The cabernet suavignon was bigger in mouth feel than the zinfandel and it was harder to figure out. More complexity than the others. A couple of people really liked it.

The syrah was an unexpected pleasure. Some nice strawberry in the taste. It seemed (to me at least) to be more delicate in mouth feel than the cab and even the zin. This was definitely the sit down, relax, take your time, and enjoy it wine of the bunch.

I had tried zinfandel before and didn't like it. I had never given much thought to syrah. After this however, I am looking forward to trying more of them. Out of all 5 wines, these are the two that I will buy another bottle of.
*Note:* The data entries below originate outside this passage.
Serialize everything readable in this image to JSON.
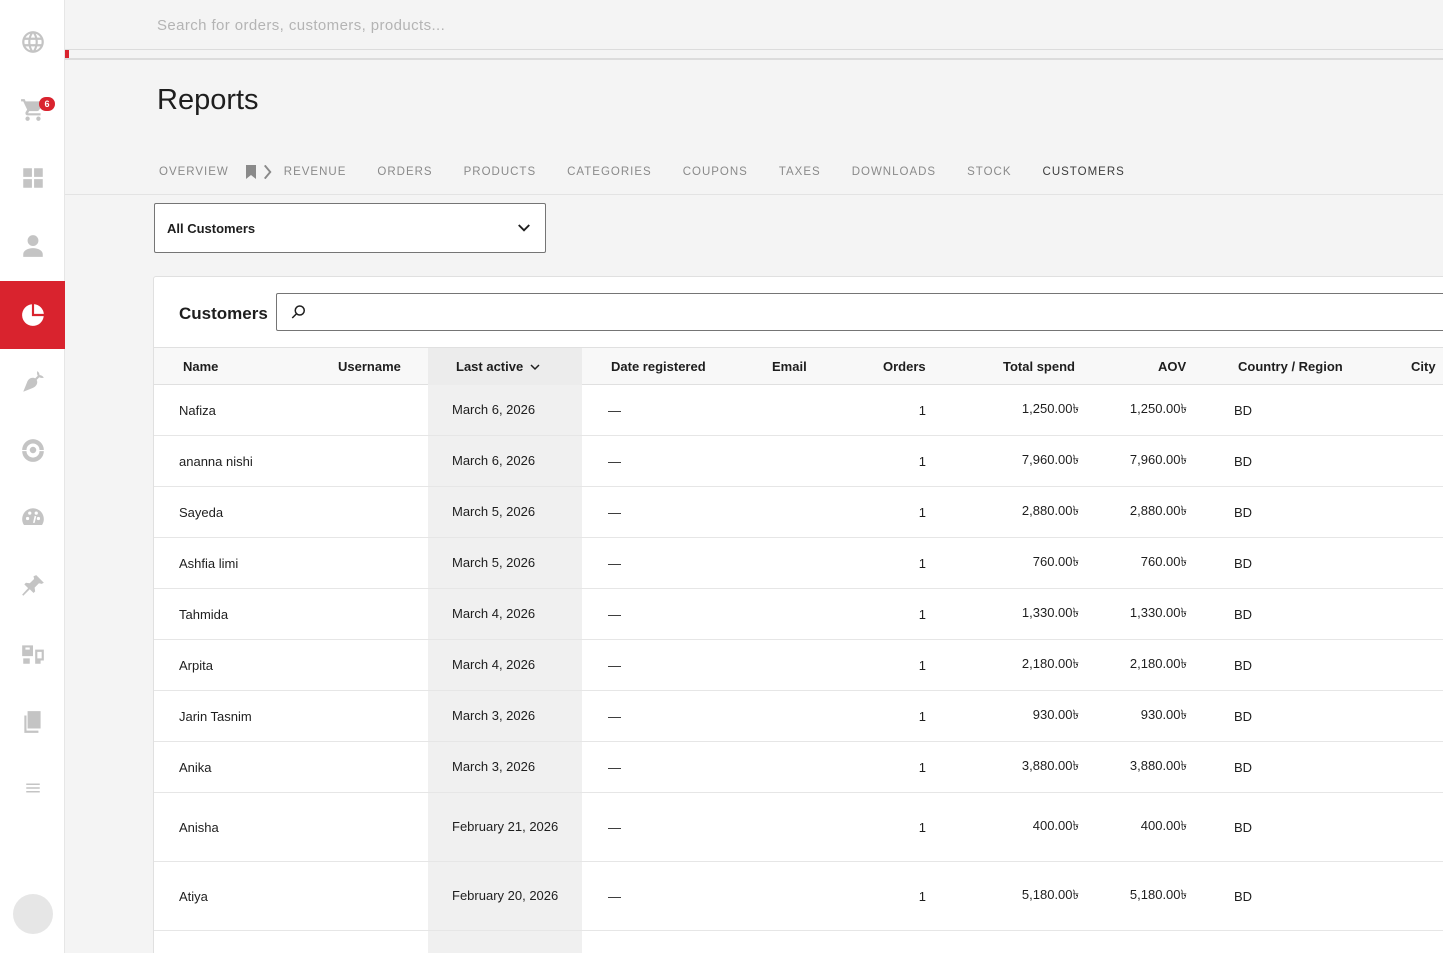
{
  "sidebar": {
    "items": [
      {
        "icon": "globe-icon"
      },
      {
        "icon": "cart-icon",
        "badge": "6"
      },
      {
        "icon": "dashboard-grid-icon"
      },
      {
        "icon": "user-icon"
      },
      {
        "icon": "pie-chart-icon",
        "active": true
      },
      {
        "icon": "carrot-icon"
      },
      {
        "icon": "marketing-icon"
      },
      {
        "icon": "palette-icon"
      },
      {
        "icon": "pin-icon"
      },
      {
        "icon": "settings-media-icon"
      },
      {
        "icon": "pages-icon"
      },
      {
        "icon": "menu-icon"
      }
    ]
  },
  "topbar": {
    "search_placeholder": "Search for orders, customers, products..."
  },
  "page": {
    "title": "Reports"
  },
  "tabs": [
    "Overview",
    "Revenue",
    "Orders",
    "Products",
    "Categories",
    "Coupons",
    "Taxes",
    "Downloads",
    "Stock",
    "Customers"
  ],
  "active_tab": "Customers",
  "filter": {
    "value": "All Customers"
  },
  "table": {
    "title": "Customers",
    "columns": {
      "name": "Name",
      "username": "Username",
      "last_active": "Last active",
      "date_registered": "Date registered",
      "email": "Email",
      "orders": "Orders",
      "total_spend": "Total spend",
      "aov": "AOV",
      "country": "Country / Region",
      "city": "City"
    },
    "rows": [
      {
        "name": "Nafiza",
        "last_active": "March 6, 2026",
        "date_registered": "—",
        "orders": "1",
        "total_spend": "1,250.00৳",
        "aov": "1,250.00৳",
        "country": "BD"
      },
      {
        "name": "ananna nishi",
        "last_active": "March 6, 2026",
        "date_registered": "—",
        "orders": "1",
        "total_spend": "7,960.00৳",
        "aov": "7,960.00৳",
        "country": "BD"
      },
      {
        "name": "Sayeda",
        "last_active": "March 5, 2026",
        "date_registered": "—",
        "orders": "1",
        "total_spend": "2,880.00৳",
        "aov": "2,880.00৳",
        "country": "BD"
      },
      {
        "name": "Ashfia limi",
        "last_active": "March 5, 2026",
        "date_registered": "—",
        "orders": "1",
        "total_spend": "760.00৳",
        "aov": "760.00৳",
        "country": "BD"
      },
      {
        "name": "Tahmida",
        "last_active": "March 4, 2026",
        "date_registered": "—",
        "orders": "1",
        "total_spend": "1,330.00৳",
        "aov": "1,330.00৳",
        "country": "BD"
      },
      {
        "name": "Arpita",
        "last_active": "March 4, 2026",
        "date_registered": "—",
        "orders": "1",
        "total_spend": "2,180.00৳",
        "aov": "2,180.00৳",
        "country": "BD"
      },
      {
        "name": "Jarin Tasnim",
        "last_active": "March 3, 2026",
        "date_registered": "—",
        "orders": "1",
        "total_spend": "930.00৳",
        "aov": "930.00৳",
        "country": "BD"
      },
      {
        "name": "Anika",
        "last_active": "March 3, 2026",
        "date_registered": "—",
        "orders": "1",
        "total_spend": "3,880.00৳",
        "aov": "3,880.00৳",
        "country": "BD"
      },
      {
        "name": "Anisha",
        "last_active": "February 21, 2026",
        "date_registered": "—",
        "orders": "1",
        "total_spend": "400.00৳",
        "aov": "400.00৳",
        "country": "BD"
      },
      {
        "name": "Atiya",
        "last_active": "February 20, 2026",
        "date_registered": "—",
        "orders": "1",
        "total_spend": "5,180.00৳",
        "aov": "5,180.00৳",
        "country": "BD"
      }
    ]
  },
  "colors": {
    "accent": "#d9232e",
    "sidebar_icon": "#c4c4c4",
    "background": "#f4f4f4"
  }
}
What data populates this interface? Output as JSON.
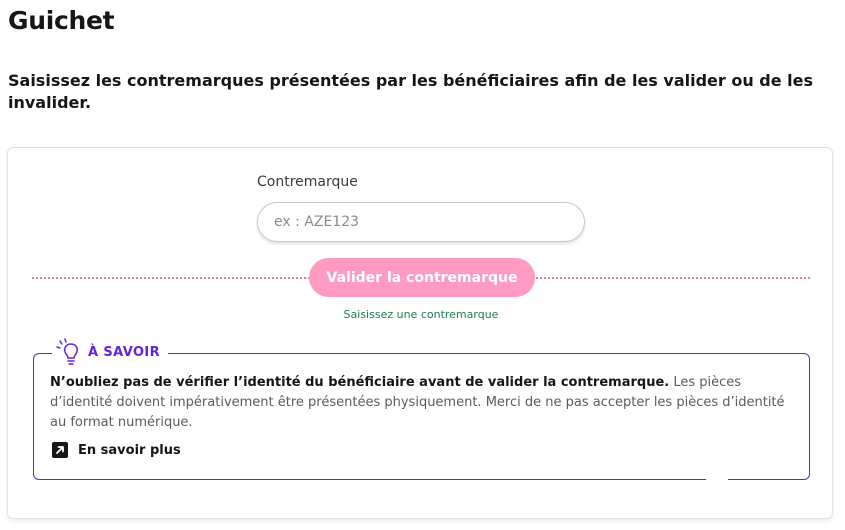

Oops. Forgot to say that I opened all of the wines at the same time but only decanted the syrah and cabernet. We started a little later then expected, so the wine sat open for about an hour and fifteen minutes before tasting. Only the syrah had any (very little) sediment.
Shane-
I realize your tasting has already taken place. However, if you do a repeat or are interested in more info to help "newbies" get started tasting, there is a website called "Wine for Newbies" (www.winefornewbies.net) I'd post it as a link, but I don't know how!!! Anyway, go to the audio lessons--the first two are helpful and not overwhelming. The subsequent lessons build on that foundation. Have Fun!